R. – E’ una decisione praticamente incomprensibile, perché si sa che questo non ha alcun effetto sul movimento dei rifugiati e dei migranti che dopo aver percorso – molti di loro – 3.000 km, attraversando il deserto del Sahara e rischiando la vita nel Mediterraneo, non si lasciano certamente scoraggiare da qualche poliziotto di frontiera ai confini interni dell’Unione! Quindi, alimenterà ancora di più il fenomeno del traffico di persone anche all’interno del nostro continente, rendendo i viaggi più costosi e più rischiosi.
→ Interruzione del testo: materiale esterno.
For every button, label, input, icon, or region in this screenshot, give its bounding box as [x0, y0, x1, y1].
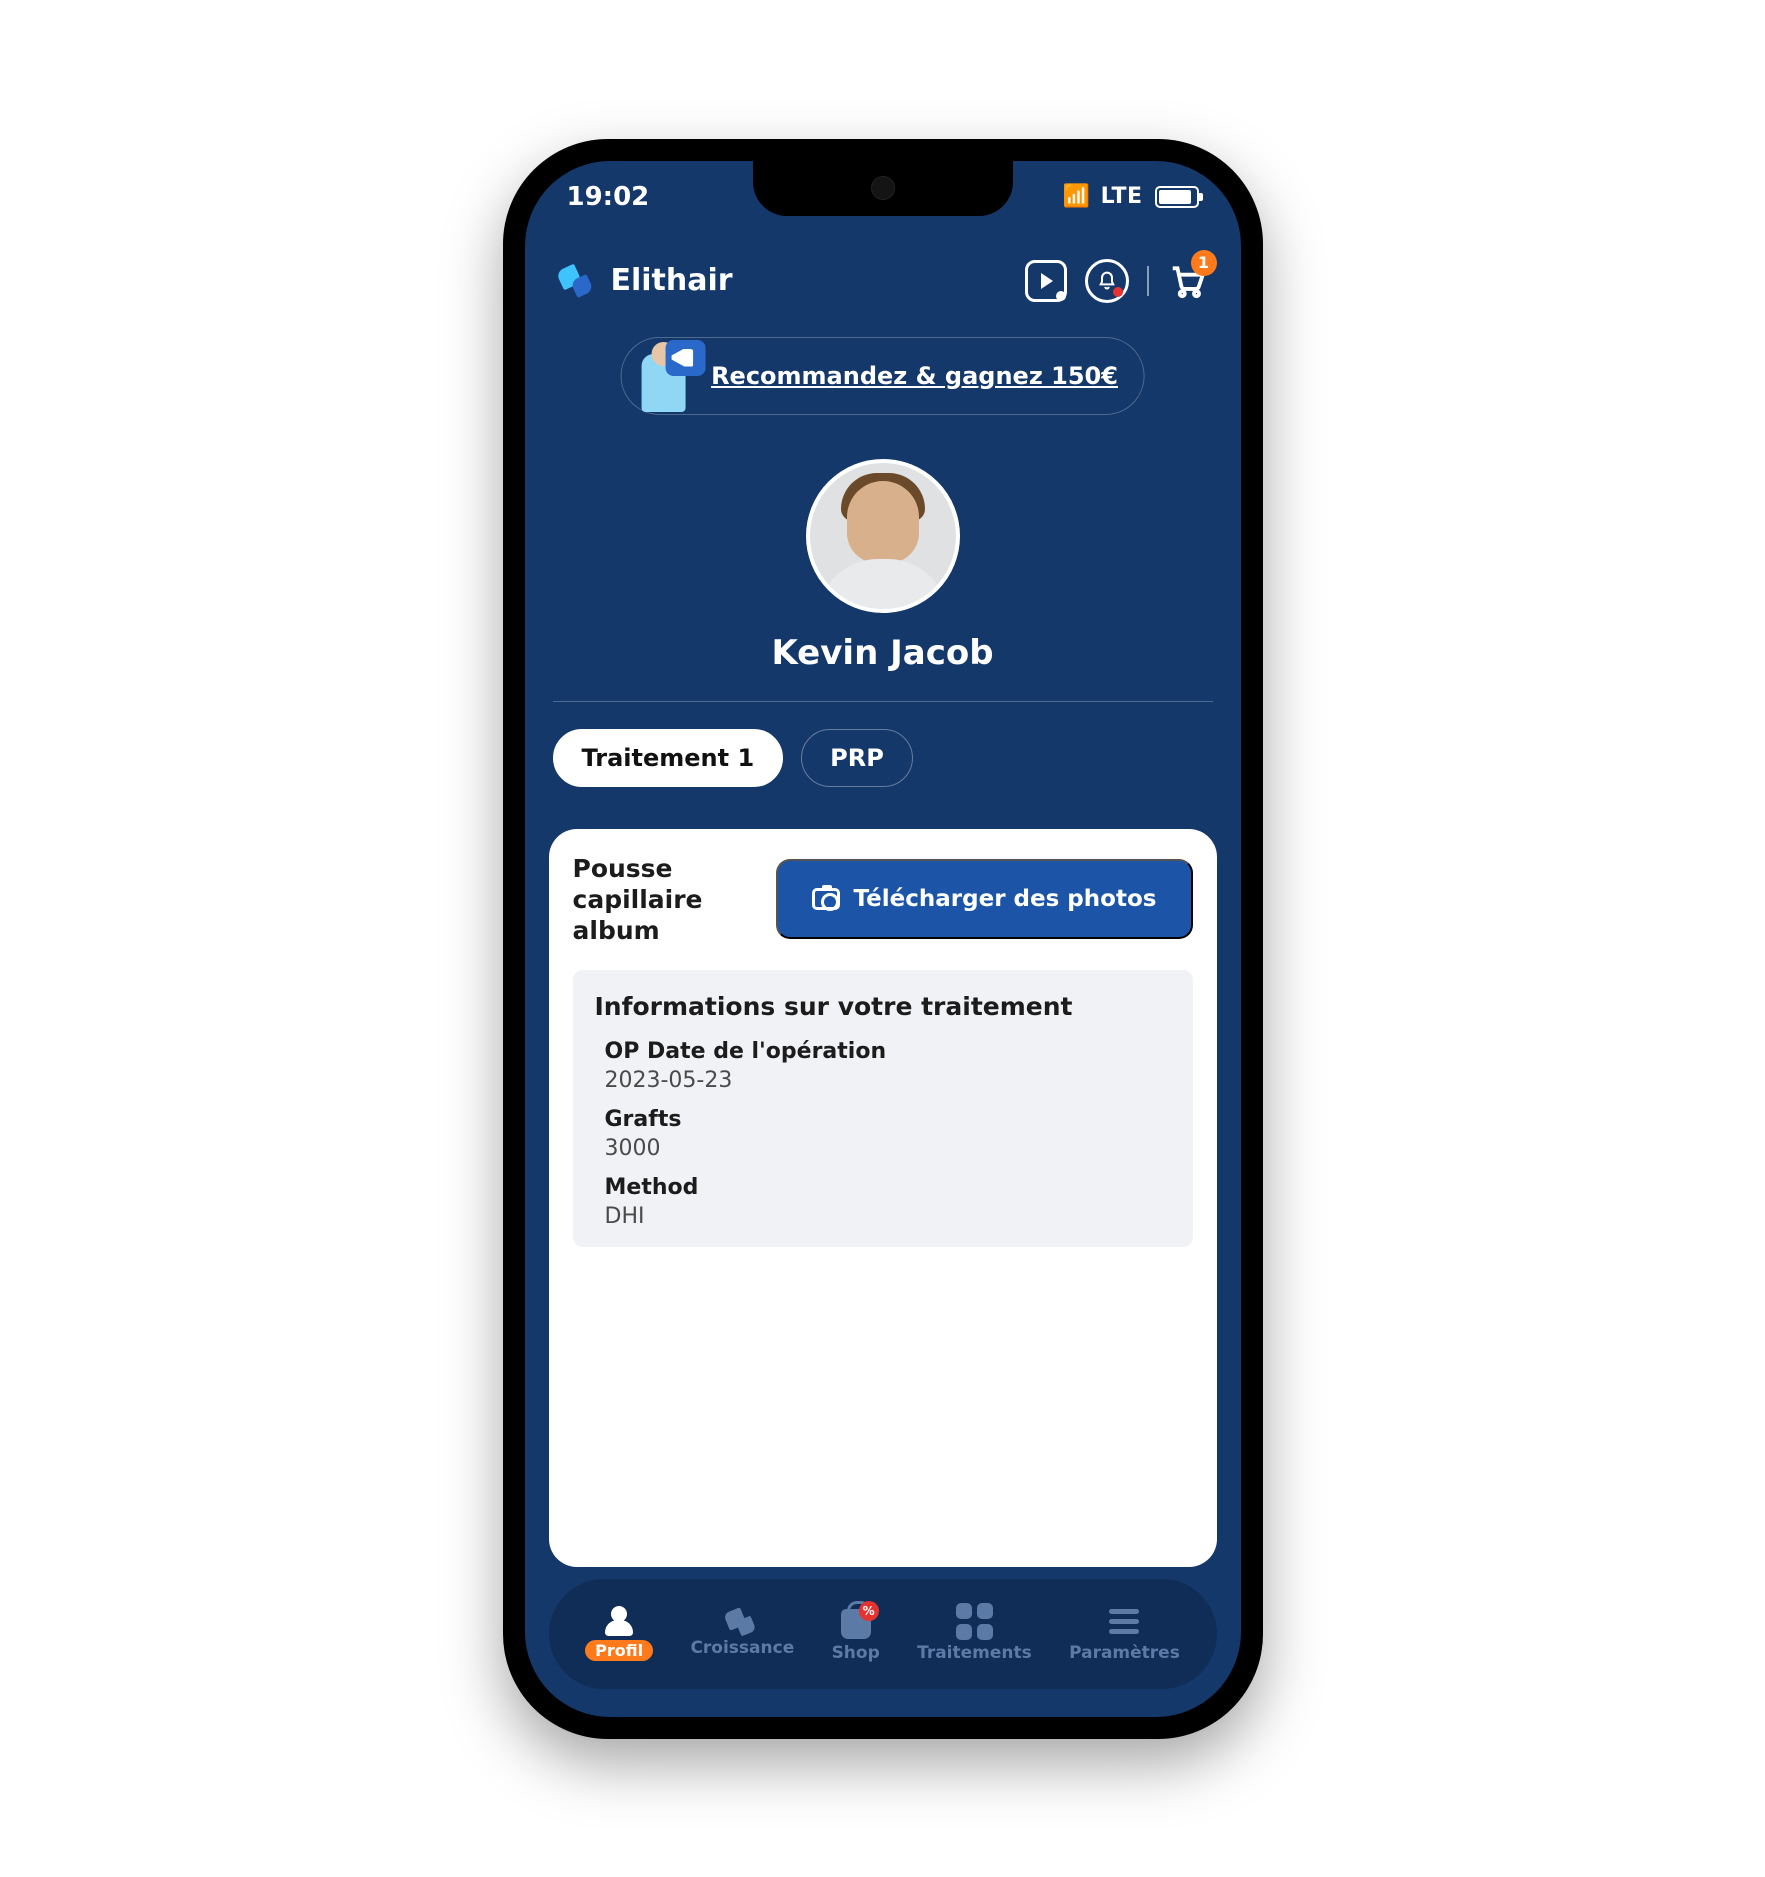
- nav-profile[interactable]: Profil: [585, 1606, 653, 1661]
- network-label: LTE: [1101, 184, 1143, 209]
- info-field-value: 2023-05-23: [605, 1068, 1171, 1093]
- album-title: Pousse capillaire album: [573, 853, 758, 947]
- upload-photos-button[interactable]: Télécharger des photos: [776, 859, 1193, 939]
- nav-growth[interactable]: Croissance: [690, 1610, 794, 1658]
- app-header: Elithair 1: [525, 249, 1241, 313]
- treatment-info-heading: Informations sur votre traitement: [595, 992, 1171, 1021]
- app-content: Elithair 1: [525, 161, 1241, 1717]
- growth-icon: [726, 1610, 758, 1634]
- info-field-value: DHI: [605, 1204, 1171, 1229]
- divider-line: [553, 701, 1213, 702]
- status-indicators: 📶 LTE: [1063, 184, 1199, 209]
- nav-treatments-label: Traitements: [917, 1643, 1032, 1663]
- brand-name: Elithair: [611, 263, 733, 298]
- bottom-nav: Profil Croissance % Shop: [549, 1579, 1217, 1689]
- notification-dot-icon: [1113, 287, 1123, 297]
- info-field-label: Grafts: [605, 1107, 1171, 1132]
- info-field-value: 3000: [605, 1136, 1171, 1161]
- nav-treatments[interactable]: Traitements: [917, 1605, 1032, 1663]
- avatar-face-icon: [847, 481, 919, 563]
- treatment-info-list: OP Date de l'opération 2023-05-23 Grafts…: [595, 1039, 1171, 1229]
- brand-logo-icon: [559, 267, 599, 295]
- nav-shop-label: Shop: [832, 1643, 880, 1663]
- menu-icon: [1105, 1605, 1143, 1639]
- info-field-label: OP Date de l'opération: [605, 1039, 1171, 1064]
- nav-growth-label: Croissance: [690, 1638, 794, 1658]
- discount-badge-icon: %: [859, 1601, 879, 1621]
- upload-photos-label: Télécharger des photos: [854, 886, 1157, 912]
- grid-icon: [955, 1605, 993, 1639]
- signal-icon: 📶: [1063, 184, 1091, 209]
- tab-prp[interactable]: PRP: [801, 729, 913, 787]
- referral-text: Recommandez & gagnez 150€: [711, 362, 1118, 390]
- tab-treatment-1[interactable]: Traitement 1: [553, 729, 784, 787]
- brand[interactable]: Elithair: [559, 263, 733, 298]
- status-time: 19:02: [567, 182, 650, 212]
- cart-button[interactable]: 1: [1167, 262, 1207, 300]
- camera-icon: [812, 888, 840, 910]
- user-icon: [605, 1606, 633, 1636]
- treatment-info-card: Informations sur votre traitement OP Dat…: [573, 970, 1193, 1247]
- referral-illustration-icon: [631, 340, 701, 412]
- nav-settings[interactable]: Paramètres: [1069, 1605, 1180, 1663]
- info-field-label: Method: [605, 1175, 1171, 1200]
- play-icon: [1041, 273, 1053, 289]
- stage: 19:02 📶 LTE Elithair: [0, 0, 1765, 1877]
- header-actions: 1: [1025, 259, 1207, 303]
- divider: [1147, 266, 1149, 296]
- main-card: Pousse capillaire album Télécharger des …: [549, 829, 1217, 1567]
- nav-shop[interactable]: % Shop: [832, 1605, 880, 1663]
- phone-frame: 19:02 📶 LTE Elithair: [503, 139, 1263, 1739]
- alert-dot-icon: [1056, 291, 1066, 301]
- shopping-bag-icon: %: [839, 1605, 873, 1639]
- notch: [753, 161, 1013, 216]
- battery-icon: [1155, 186, 1199, 208]
- user-avatar[interactable]: [806, 459, 960, 613]
- notifications-button[interactable]: [1085, 259, 1129, 303]
- treatment-tabs: Traitement 1 PRP: [553, 729, 913, 787]
- album-row: Pousse capillaire album Télécharger des …: [573, 853, 1193, 947]
- referral-banner[interactable]: Recommandez & gagnez 150€: [620, 337, 1145, 415]
- nav-profile-label: Profil: [585, 1640, 653, 1661]
- video-button[interactable]: [1025, 260, 1067, 302]
- phone-screen: 19:02 📶 LTE Elithair: [525, 161, 1241, 1717]
- avatar-body-icon: [818, 559, 948, 613]
- cart-badge: 1: [1191, 250, 1217, 276]
- nav-settings-label: Paramètres: [1069, 1643, 1180, 1663]
- user-name: Kevin Jacob: [525, 633, 1241, 673]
Ma l’altro effetto che ci preoccupa molto è un segnale proprio “contro” l’Europa: perché Schengen, proprio con l’apertura delle frontiere, la libertà di movimento e di viaggio, è stato per la gioventù in Europa il simbolo più tangibile di questa Unione.

D. – In previsione, concedere la sospensione può delegittimare il ruolo delle istituzioni europee, ma soprattutto il rispetto del Trattato di Schengen?

R. – Sì, se si incomincia come adesso con la sospensione addirittura a tutto campo per sei mesi, quindi proprio durante il periodo estivo, e mentre il Parlamento europeo da anni insiste sulla libertà di circolazione, su “più Europa”, è proprio uno schiaffo all’idea di una maggiore coerenza e di una maggiore solidarietà anche all’interno dell’Europa e dà invece il segnale di un ritiro a un piccolo Stato nazionale.

D. – In quale direzione va la proposta di riforma del Trattato di Dublino, presentata ieri dalla Commissione europea?

R. – Purtroppo, questa proposta non cambia sostanzialmente niente; quindi continua a essere penalizzato un Paese in prima linea come l’Italia o anche la Grecia.

D. – Non porterà effetti significativi nella risoluzione della crisi umanitaria?

R. – No, anzi: cementa una situazione che da anni era già evidentemente fallita, cioè questo approccio secondo il quale la persona deve arrivare nel primo Paese di approdo in Europa dove molto spesso è arrivato unicamente a causa della situazione geografica.

D. – Il cosiddetto “muro del Brennero” rischia di aprire un altro fronte di emergenza nella gestione dei flussi migratori in Italia?

R. – L’abbiamo visto già negli anni Novanta, quando i profughi dei Balcani, della ex-Jugoslavia, che volevano andare più a Nord, in Europa, dove c’era la barriera del Brennero sono passati lo stesso. Non penso che aumenterà di per sé la pressione sull’Italia, ma aumenterà sicuramente il rischio per le persone. E poi, il Brennero è un simbolo di tutto il coordinamento tra il Nord e il Sud d’Europa e dell’Unione stessa.